24 yıllık spor hayatım
boyunca çok ciddi bir sakatlık yaşamadım. Bunun nedeni,
antrenman-beslenme-dinlenme üçlüsüne çok dikkat etmem.
İş dolasıyla
antrenman yapamadığım dönemlerde beslenmeme dikkat ederek kilo almamaya çalışıyorum.
Yemek yemeyi severim, hatta yemek için spor yapanlardanım diyebiliriz. İyi
antrenman yaptığım dönemlerde yemeğimden asla kesmem. Hatta şöyle bir mottom
var “Yemeyen gider!”
Aslında bu mottoyu “SAT
Özel İhtisas Kursu”nda kullanıyordum. Kursiyerlere, düzenli yemelerini, kursun
amacının kilo vermek olmadığını anlatmaktı amacım. Kurstaki yoğun aktivite
programı kilo vermek için birebirdi. Ancak, kursiyerler yemediği zaman bir
sonraki aktiviteyi yapacak gücü/enerjiyi bulamıyorlardı. Bu da geri kalmalara
ve sakatlıklara neden oluyordu. Böylece kursa “elveda” diyorlardı. “Yemeyen
gider” mottosunu spora uyarladığımda “Yemeyen sakatlanır” diyorum.

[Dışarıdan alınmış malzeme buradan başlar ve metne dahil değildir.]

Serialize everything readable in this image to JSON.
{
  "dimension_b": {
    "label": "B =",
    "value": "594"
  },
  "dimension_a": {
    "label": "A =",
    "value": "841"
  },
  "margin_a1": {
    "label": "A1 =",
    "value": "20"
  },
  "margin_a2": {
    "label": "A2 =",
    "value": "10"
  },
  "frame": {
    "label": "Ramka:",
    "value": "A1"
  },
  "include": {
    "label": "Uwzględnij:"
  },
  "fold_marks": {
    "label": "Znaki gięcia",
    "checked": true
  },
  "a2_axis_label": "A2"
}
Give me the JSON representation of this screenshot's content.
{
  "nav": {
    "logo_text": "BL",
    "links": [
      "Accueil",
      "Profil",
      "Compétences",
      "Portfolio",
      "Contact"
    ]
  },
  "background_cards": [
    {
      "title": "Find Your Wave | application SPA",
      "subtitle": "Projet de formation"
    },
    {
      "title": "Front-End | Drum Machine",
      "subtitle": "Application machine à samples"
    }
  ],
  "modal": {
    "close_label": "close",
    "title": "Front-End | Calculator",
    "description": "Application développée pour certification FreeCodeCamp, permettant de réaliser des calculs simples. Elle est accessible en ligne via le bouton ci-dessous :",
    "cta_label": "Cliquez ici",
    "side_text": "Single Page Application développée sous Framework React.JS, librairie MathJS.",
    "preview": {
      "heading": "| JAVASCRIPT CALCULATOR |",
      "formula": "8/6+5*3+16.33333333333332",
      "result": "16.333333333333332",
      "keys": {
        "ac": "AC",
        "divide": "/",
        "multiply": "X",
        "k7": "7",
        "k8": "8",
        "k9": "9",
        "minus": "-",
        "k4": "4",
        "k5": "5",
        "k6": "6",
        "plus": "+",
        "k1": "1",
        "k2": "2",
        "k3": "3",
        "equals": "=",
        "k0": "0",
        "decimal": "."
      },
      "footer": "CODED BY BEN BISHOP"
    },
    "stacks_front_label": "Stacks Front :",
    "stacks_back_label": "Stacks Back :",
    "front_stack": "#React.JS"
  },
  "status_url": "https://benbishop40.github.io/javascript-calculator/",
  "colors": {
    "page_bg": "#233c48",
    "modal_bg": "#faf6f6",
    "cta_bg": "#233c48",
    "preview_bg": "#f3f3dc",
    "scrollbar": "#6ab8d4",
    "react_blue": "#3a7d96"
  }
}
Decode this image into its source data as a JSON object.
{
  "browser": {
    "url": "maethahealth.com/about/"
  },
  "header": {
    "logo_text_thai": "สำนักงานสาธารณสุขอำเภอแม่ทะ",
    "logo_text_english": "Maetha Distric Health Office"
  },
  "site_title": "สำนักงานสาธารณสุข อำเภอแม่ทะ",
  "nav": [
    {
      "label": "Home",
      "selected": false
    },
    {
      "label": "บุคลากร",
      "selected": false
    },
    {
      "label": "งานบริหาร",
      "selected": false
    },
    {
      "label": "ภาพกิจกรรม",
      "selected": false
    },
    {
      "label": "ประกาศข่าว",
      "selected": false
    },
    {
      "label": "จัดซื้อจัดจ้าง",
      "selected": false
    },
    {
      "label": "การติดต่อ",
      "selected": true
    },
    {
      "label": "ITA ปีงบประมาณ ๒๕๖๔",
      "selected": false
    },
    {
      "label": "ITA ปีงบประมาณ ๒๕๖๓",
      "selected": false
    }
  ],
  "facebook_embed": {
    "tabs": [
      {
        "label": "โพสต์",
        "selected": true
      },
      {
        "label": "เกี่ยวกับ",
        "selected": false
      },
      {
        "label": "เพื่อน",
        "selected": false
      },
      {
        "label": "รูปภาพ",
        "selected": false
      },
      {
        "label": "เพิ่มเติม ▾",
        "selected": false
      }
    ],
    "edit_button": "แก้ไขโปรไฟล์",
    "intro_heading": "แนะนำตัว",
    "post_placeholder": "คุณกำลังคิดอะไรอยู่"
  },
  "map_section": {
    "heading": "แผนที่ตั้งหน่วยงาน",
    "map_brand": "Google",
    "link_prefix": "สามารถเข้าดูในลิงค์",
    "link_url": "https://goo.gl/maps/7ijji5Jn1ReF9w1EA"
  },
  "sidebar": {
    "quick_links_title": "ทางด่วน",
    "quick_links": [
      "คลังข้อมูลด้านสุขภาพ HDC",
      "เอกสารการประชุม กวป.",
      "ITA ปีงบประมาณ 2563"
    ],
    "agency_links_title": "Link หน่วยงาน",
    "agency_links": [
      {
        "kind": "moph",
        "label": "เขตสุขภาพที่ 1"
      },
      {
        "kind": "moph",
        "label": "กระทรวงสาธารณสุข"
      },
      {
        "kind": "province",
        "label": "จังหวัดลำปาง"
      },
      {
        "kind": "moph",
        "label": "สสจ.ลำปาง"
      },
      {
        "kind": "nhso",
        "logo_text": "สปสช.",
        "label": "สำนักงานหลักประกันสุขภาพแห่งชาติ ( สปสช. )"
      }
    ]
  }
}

Yarışlara gittiğimde birçok sporcunun, yarış
sabahı kahvaltıya dikkat etmediğini gözlemlerim. Özellikle ultra maraton
koşularında buna daha sık rastlıyorum. “Koşacağım mesafe uzun ise enerjiye
ihtiyacım olacak çok yemeliyim” algısı kesinlikle yanlıştır.
Yarış, yaşadığımız ilin dışındaysa, kaldığımız
otellerde açık büfe kahvaltılar oluyor. Bu yemeklerin hangi ortamda ve hangi
ürünlerle yapıldığını bilmiyoruz. Yarış sabahı yiyeceğimiz yağlı bir yiyecek
midemizi bozabilir ve aylar süren hazırlığımız boşa gidebilir. Yanlış
beslenmenin sonucu, yarışı bırakmak, kötü performans göstermek ya da yol boyu
eziyet çekmek olabilir.
Ben yarış öncesi kahvaltıyı, başlangıç
saatinden 2 saat önce yapıyorum. Kahvaltı menüm genellikle çay, beyaz ya da kaşar
peynir, bal ya da reçel ve 2-3 dilim ekmektir. Peki neden bunları tercih
ediyorum? En büyük neden, sindirimi kolay ve enerjisi bol ürünler. Çay yerine
kahve de tercih edilebilir, hatta kahve daha iyi bir tercihtir. Çünkü kahvede bir
uyarıcı olan kafein var. Çayı tercih etmekteki tek sebebim tamamen alışkanlık. Yarıştan
yaklaşık 1 saat önce ise 1 adet muz tüketirim. Çünkü sindirimi kolay, tok
tutuyor, ihtiyacım olan karbonhidrat oranını karşılamaya yardımcı oluyor. En
önemlisi ise terleme nedeniyle güç kaybeden kasların erken toparlanmasını
sağlaması.
Yarış sırasında beslenme
Yarış sırasında
dikkat edilmesi gereken en önemli konu vücudun su dengesini sağlamaktır. Yol
boyunca mümkün olduğunca her kontrol/su noktasında bir yudum dahi olsa su tüketmek
gereklidir. Su, susayınca değil, susamadan önce içilmelidir. Susadığınız anda
içtiğiniz su direkt olarak su ihtiyacınızı karşılamaz. İçtiğiniz suyun
vücudunuzun su ihtiyacını karşılaması için belli bir süreye ihtiyacı vardır. Susamadan
önce su içmezseniz, dehidrasyona girebilir veya su ihtiyacınızdan dolayı yarış
temponuzu kaybedebilirsiniz.
Yarış sırasında
beslenirken, daha önce denemediğiniz hiçbir yiyeceği yememelisiniz. Örneğin, antrenmanlarınızda
jel kullanmadıysanız yarışta kesinlikle jel kullanmayın. Ancak denerseniz,
jelin vücudunuzda meydana getireceği değişikliklerin (olumlu ve olumsuz) sonucunu
bilebilirsiniz.
Yarış sırasında beslenmenizi
farklı yöntemlerle yapabilirsiniz. Genellikle tercih edilen yöntem, sporcunun
yanında jel taşımasıdır. Diğer bir yöntem ise protein barları/tozları ve
kontrol noktalarında bulunan besinler ile beslenmektir (Yarışta jel kullanacaksanız
beraberinde bir miktar su tüketmeyi unutmayın. Günümüzde, su ile tüketilmeyen
jeller de bulunuyor. Satın alırken bu konuda bilgi alın).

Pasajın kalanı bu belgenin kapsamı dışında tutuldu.